Tuesday, October 7, 2008

On an Imploding Economy...

Our September brokerage statement arrived today, and at least I was courageous enough to open it. I winced, of course: about a ten percent decline in value for the month, and the carnage this first week of October has been much worse. There is a bottom out there somewhere, but right now not even the savviest pundits have a clue where it might be. Only those who put all of their assets into copper drain pipes and used manhole covers have been spared the pain: there are no safe havens when the very structures of the global marketplace tumble.

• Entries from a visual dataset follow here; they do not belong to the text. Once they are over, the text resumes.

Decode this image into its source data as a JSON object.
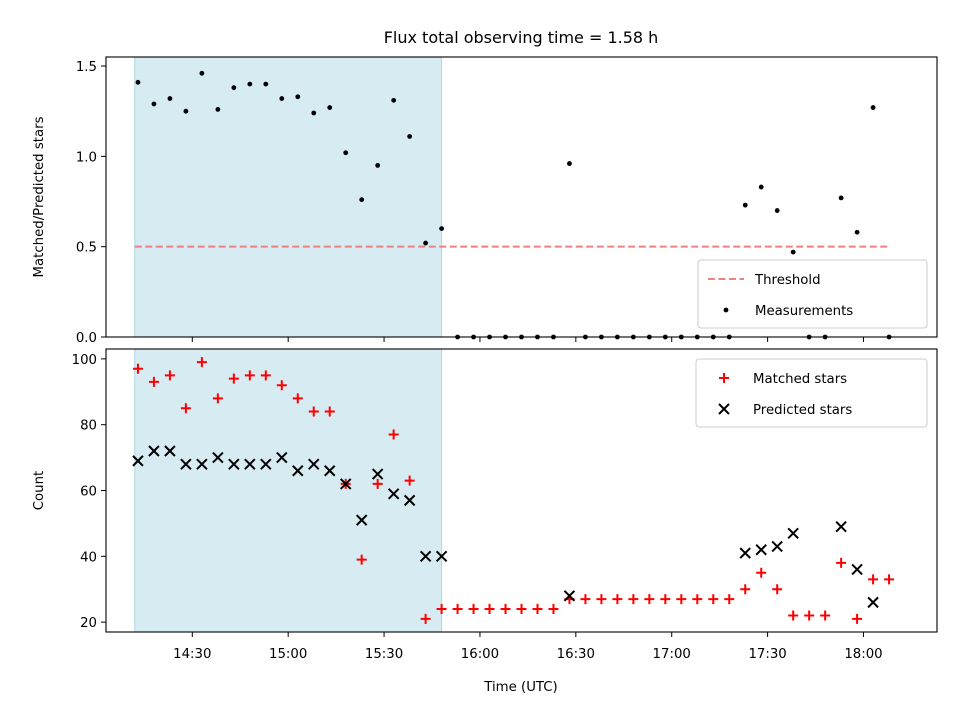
{
  "chart_data": {
    "type": "scatter",
    "title": "Flux total observing time = 1.58 h",
    "xlabel": "Time (UTC)",
    "x_ticks": [
      "14:30",
      "15:00",
      "15:30",
      "16:00",
      "16:30",
      "17:00",
      "17:30",
      "18:00"
    ],
    "x_range": [
      "14:03",
      "18:23"
    ],
    "highlight_span": {
      "start": "14:12",
      "end": "15:48",
      "color": "#add8e6"
    },
    "panels": [
      {
        "ylabel": "Matched/Predicted stars",
        "ylim": [
          0,
          1.55
        ],
        "y_ticks": [
          "0.0",
          "0.5",
          "1.0",
          "1.5"
        ],
        "legend_position": "bottom-right",
        "threshold": {
          "name": "Threshold",
          "value": 0.5,
          "x_start": "14:12",
          "x_end": "18:08",
          "color": "#f08080"
        },
        "series": [
          {
            "name": "Measurements",
            "marker": "dot",
            "color": "#000000",
            "points": [
              [
                "14:13",
                1.41
              ],
              [
                "14:18",
                1.29
              ],
              [
                "14:23",
                1.32
              ],
              [
                "14:28",
                1.25
              ],
              [
                "14:33",
                1.46
              ],
              [
                "14:38",
                1.26
              ],
              [
                "14:43",
                1.38
              ],
              [
                "14:48",
                1.4
              ],
              [
                "14:53",
                1.4
              ],
              [
                "14:58",
                1.32
              ],
              [
                "15:03",
                1.33
              ],
              [
                "15:08",
                1.24
              ],
              [
                "15:13",
                1.27
              ],
              [
                "15:18",
                1.02
              ],
              [
                "15:23",
                0.76
              ],
              [
                "15:28",
                0.95
              ],
              [
                "15:33",
                1.31
              ],
              [
                "15:38",
                1.11
              ],
              [
                "15:43",
                0.52
              ],
              [
                "15:48",
                0.6
              ],
              [
                "15:53",
                0
              ],
              [
                "15:58",
                0
              ],
              [
                "16:03",
                0
              ],
              [
                "16:08",
                0
              ],
              [
                "16:13",
                0
              ],
              [
                "16:18",
                0
              ],
              [
                "16:23",
                0
              ],
              [
                "16:28",
                0.96
              ],
              [
                "16:33",
                0
              ],
              [
                "16:38",
                0
              ],
              [
                "16:43",
                0
              ],
              [
                "16:48",
                0
              ],
              [
                "16:53",
                0
              ],
              [
                "16:58",
                0
              ],
              [
                "17:03",
                0
              ],
              [
                "17:08",
                0
              ],
              [
                "17:13",
                0
              ],
              [
                "17:18",
                0
              ],
              [
                "17:23",
                0.73
              ],
              [
                "17:28",
                0.83
              ],
              [
                "17:33",
                0.7
              ],
              [
                "17:38",
                0.47
              ],
              [
                "17:43",
                0
              ],
              [
                "17:48",
                0
              ],
              [
                "17:53",
                0.77
              ],
              [
                "17:58",
                0.58
              ],
              [
                "18:03",
                1.27
              ],
              [
                "18:08",
                0
              ]
            ]
          }
        ]
      },
      {
        "ylabel": "Count",
        "ylim": [
          17,
          103
        ],
        "y_ticks": [
          "20",
          "40",
          "60",
          "80",
          "100"
        ],
        "legend_position": "top-right",
        "series": [
          {
            "name": "Matched stars",
            "marker": "plus",
            "color": "#ff0000",
            "points": [
              [
                "14:13",
                97
              ],
              [
                "14:18",
                93
              ],
              [
                "14:23",
                95
              ],
              [
                "14:28",
                85
              ],
              [
                "14:33",
                99
              ],
              [
                "14:38",
                88
              ],
              [
                "14:43",
                94
              ],
              [
                "14:48",
                95
              ],
              [
                "14:53",
                95
              ],
              [
                "14:58",
                92
              ],
              [
                "15:03",
                88
              ],
              [
                "15:08",
                84
              ],
              [
                "15:13",
                84
              ],
              [
                "15:18",
                62
              ],
              [
                "15:23",
                39
              ],
              [
                "15:28",
                62
              ],
              [
                "15:33",
                77
              ],
              [
                "15:38",
                63
              ],
              [
                "15:43",
                21
              ],
              [
                "15:48",
                24
              ],
              [
                "15:53",
                24
              ],
              [
                "15:58",
                24
              ],
              [
                "16:03",
                24
              ],
              [
                "16:08",
                24
              ],
              [
                "16:13",
                24
              ],
              [
                "16:18",
                24
              ],
              [
                "16:23",
                24
              ],
              [
                "16:28",
                27
              ],
              [
                "16:33",
                27
              ],
              [
                "16:38",
                27
              ],
              [
                "16:43",
                27
              ],
              [
                "16:48",
                27
              ],
              [
                "16:53",
                27
              ],
              [
                "16:58",
                27
              ],
              [
                "17:03",
                27
              ],
              [
                "17:08",
                27
              ],
              [
                "17:13",
                27
              ],
              [
                "17:18",
                27
              ],
              [
                "17:23",
                30
              ],
              [
                "17:28",
                35
              ],
              [
                "17:33",
                30
              ],
              [
                "17:38",
                22
              ],
              [
                "17:43",
                22
              ],
              [
                "17:48",
                22
              ],
              [
                "17:53",
                38
              ],
              [
                "17:58",
                21
              ],
              [
                "18:03",
                33
              ],
              [
                "18:08",
                33
              ]
            ]
          },
          {
            "name": "Predicted stars",
            "marker": "x",
            "color": "#000000",
            "points": [
              [
                "14:13",
                69
              ],
              [
                "14:18",
                72
              ],
              [
                "14:23",
                72
              ],
              [
                "14:28",
                68
              ],
              [
                "14:33",
                68
              ],
              [
                "14:38",
                70
              ],
              [
                "14:43",
                68
              ],
              [
                "14:48",
                68
              ],
              [
                "14:53",
                68
              ],
              [
                "14:58",
                70
              ],
              [
                "15:03",
                66
              ],
              [
                "15:08",
                68
              ],
              [
                "15:13",
                66
              ],
              [
                "15:18",
                62
              ],
              [
                "15:23",
                51
              ],
              [
                "15:28",
                65
              ],
              [
                "15:33",
                59
              ],
              [
                "15:38",
                57
              ],
              [
                "15:43",
                40
              ],
              [
                "15:48",
                40
              ],
              [
                "16:28",
                28
              ],
              [
                "17:23",
                41
              ],
              [
                "17:28",
                42
              ],
              [
                "17:33",
                43
              ],
              [
                "17:38",
                47
              ],
              [
                "17:53",
                49
              ],
              [
                "17:58",
                36
              ],
              [
                "18:03",
                26
              ]
            ]
          }
        ]
      }
    ]
  }
}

How interesting, and sad, that we seem to be without an inspiring leader to offer us a vision of stability, sanity and hope not just in the US, but in the world. Still-president Bush has fallen from "lame duck" to "completely irrelevant" status and clearly is aware of it: he is looking like a broken man to me. McCain and Obama are sniping about incidents in one another's younger lives rather than offering inspiration: perhaps tonight's debate will see one of them demonstrate genuine leadership, but I am not optimistic. There are times where I find myself wondering if this is, in the end, a financial crisis or a leadership crisis.

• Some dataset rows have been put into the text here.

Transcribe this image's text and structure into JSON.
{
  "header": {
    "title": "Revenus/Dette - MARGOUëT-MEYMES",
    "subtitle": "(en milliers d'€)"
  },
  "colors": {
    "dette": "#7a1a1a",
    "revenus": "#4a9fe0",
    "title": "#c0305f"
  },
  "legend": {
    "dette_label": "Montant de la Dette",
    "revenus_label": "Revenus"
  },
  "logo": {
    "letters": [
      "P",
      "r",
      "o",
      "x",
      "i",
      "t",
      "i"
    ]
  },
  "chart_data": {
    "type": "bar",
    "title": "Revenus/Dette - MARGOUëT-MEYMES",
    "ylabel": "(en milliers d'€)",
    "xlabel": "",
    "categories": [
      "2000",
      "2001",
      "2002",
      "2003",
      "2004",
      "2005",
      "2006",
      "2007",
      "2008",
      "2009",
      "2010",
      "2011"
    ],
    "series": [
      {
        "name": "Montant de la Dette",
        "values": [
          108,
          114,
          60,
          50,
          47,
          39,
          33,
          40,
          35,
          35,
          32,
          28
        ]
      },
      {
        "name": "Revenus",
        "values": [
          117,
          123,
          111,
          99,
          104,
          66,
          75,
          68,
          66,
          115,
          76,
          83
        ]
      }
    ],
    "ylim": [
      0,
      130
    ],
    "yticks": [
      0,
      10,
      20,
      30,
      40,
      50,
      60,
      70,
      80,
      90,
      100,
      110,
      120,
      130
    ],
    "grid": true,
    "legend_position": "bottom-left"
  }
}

Something like -what? - thirty percent of the world's wealth has simply vanished in a very short period of time. Sometimes that concept seems absurdly abstract: there is no less "stuff," no fewer useful or beautiful objects, just a loss of confidence in what that stuff is worth in market terms.

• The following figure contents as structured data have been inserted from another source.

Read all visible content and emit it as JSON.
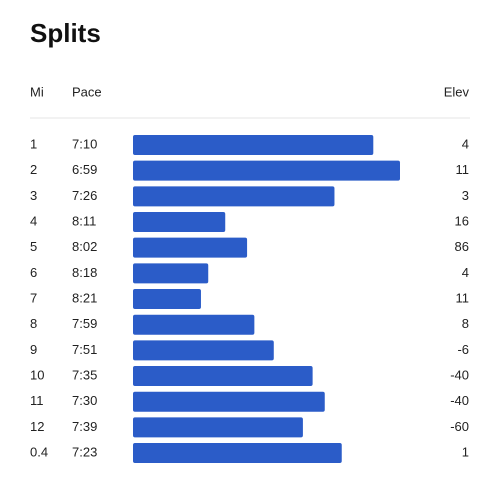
{
  "chart_data": {
    "type": "bar",
    "title": "Splits",
    "headers": [
      "Mi",
      "Pace",
      "Elev"
    ],
    "categories": [
      "1",
      "2",
      "3",
      "4",
      "5",
      "6",
      "7",
      "8",
      "9",
      "10",
      "11",
      "12",
      "0.4"
    ],
    "values": [
      430,
      419,
      446,
      491,
      482,
      498,
      501,
      479,
      471,
      455,
      450,
      459,
      443
    ],
    "value_labels": [
      "7:10",
      "6:59",
      "7:26",
      "8:11",
      "8:02",
      "8:18",
      "8:21",
      "7:59",
      "7:51",
      "7:35",
      "7:30",
      "7:39",
      "7:23"
    ],
    "elev": [
      4,
      11,
      3,
      16,
      86,
      4,
      11,
      8,
      -6,
      -40,
      -40,
      -60,
      1
    ],
    "color": "#2b5cc8",
    "xlim": [
      529,
      419
    ]
  }
}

Certainly I need to rethink things like plans for retirement, which I had allowed myself to believe was just a few years away (memo to self: the markets are not going to recover that quickly, bonehead!), but the impact on my actual day-to-day life will be modest compared to so many others. The poor, as always, are going to take it on the chin in multiple ways: more expensive goods, vanishing jobs, fewer resource available to the agencies and programs that have supported them, etc. And the highly-leveraged high-rollers are essentially screwed save for the few - and most morally offensive - who have already "gotten theirs" and salted it away. The hard-to-pronounce and difficult-to-spell German word for "taking satisfaction in the misfortunes of others" is getting a real workout referring to such folks, but it is an ugly place to take comfort.

Markets do some things extremely well, but they are completely and utterly without compassion: the do not care who gets left out or left behind - the elderly, the poor, the disabled -as they merrily (and, in theory, efficiently) do their thing. Which of course is why markets need to be regulated. Greed and hubris trumped wisdom and compassion, and now the piper has showed up with the bill.

A spiritually mature response to a collapsing economy is to repent of the idolatry that led us to invest entirely too much value in pretty, shiny things and focus on gratitude for the things of true worth than can never be lost or taken from us. Mature, but I am not sure it is going to play well on either Main Street or Wall Street.

5 comments:

JPN said...

Two thoughts/questions on your post:

1) Bush has been terrible, both in response to this crisis and throughout the Presidency, and you mention a leadership crisis, which is proper. The interesting thing is that it goes beyond the Presidency, the only group/person with a lower approval rating than is Pelosi and Congress, hovering around 9-14% according to the stats I've found. Again, it goes WAY beyond the Commander in Chief.

Second, capitalism has taken some hits of late, and Dan was discussing some of his learning at Fuller on this issue with me of late. My question to him, and if you have any wisdom in this area, is that it still seems to be the best economic system, especially compared to socialism and communism in bringing peopel out of poverty. What options do we have other than capitalism?

John said...

None of which I know, which is why we need to learn how to "do" capitalism in a better, and more compassionate, manner. Our society has never lived "pure" capitalism (I am not certain it is even possible), which would be a cruel economic system indeed (the robber barons would look like Alvin and the Chipmunks). "Regulated capitalism" will always included elements that some call "socialistic." The trick, which will never be realized on this mortal coil, is to get the balance right. We have not done a very good job of that lately, have we?

JPN said...

We have not at all, the government has not done its sole economic job as regulator of the markets...leaving us in the mess we are in. Interesting thought on finding the balance, more idealistic than realistic. Interesting times we live in.

John said...

If I become a "realist" rather than an "idealist," I am no longer a Christian: what God regards as wisdom the world counts as foolish; what God counts as "realism" the world counts as "idealism." Secular society looks to "market resources" as a source of "optimism;" we look to the cross and find "hope." I will take hope over optimism any day...

JPN said...

I agree, I was referring to the economy when I said more idealistic than realistic, not God's Kingdom.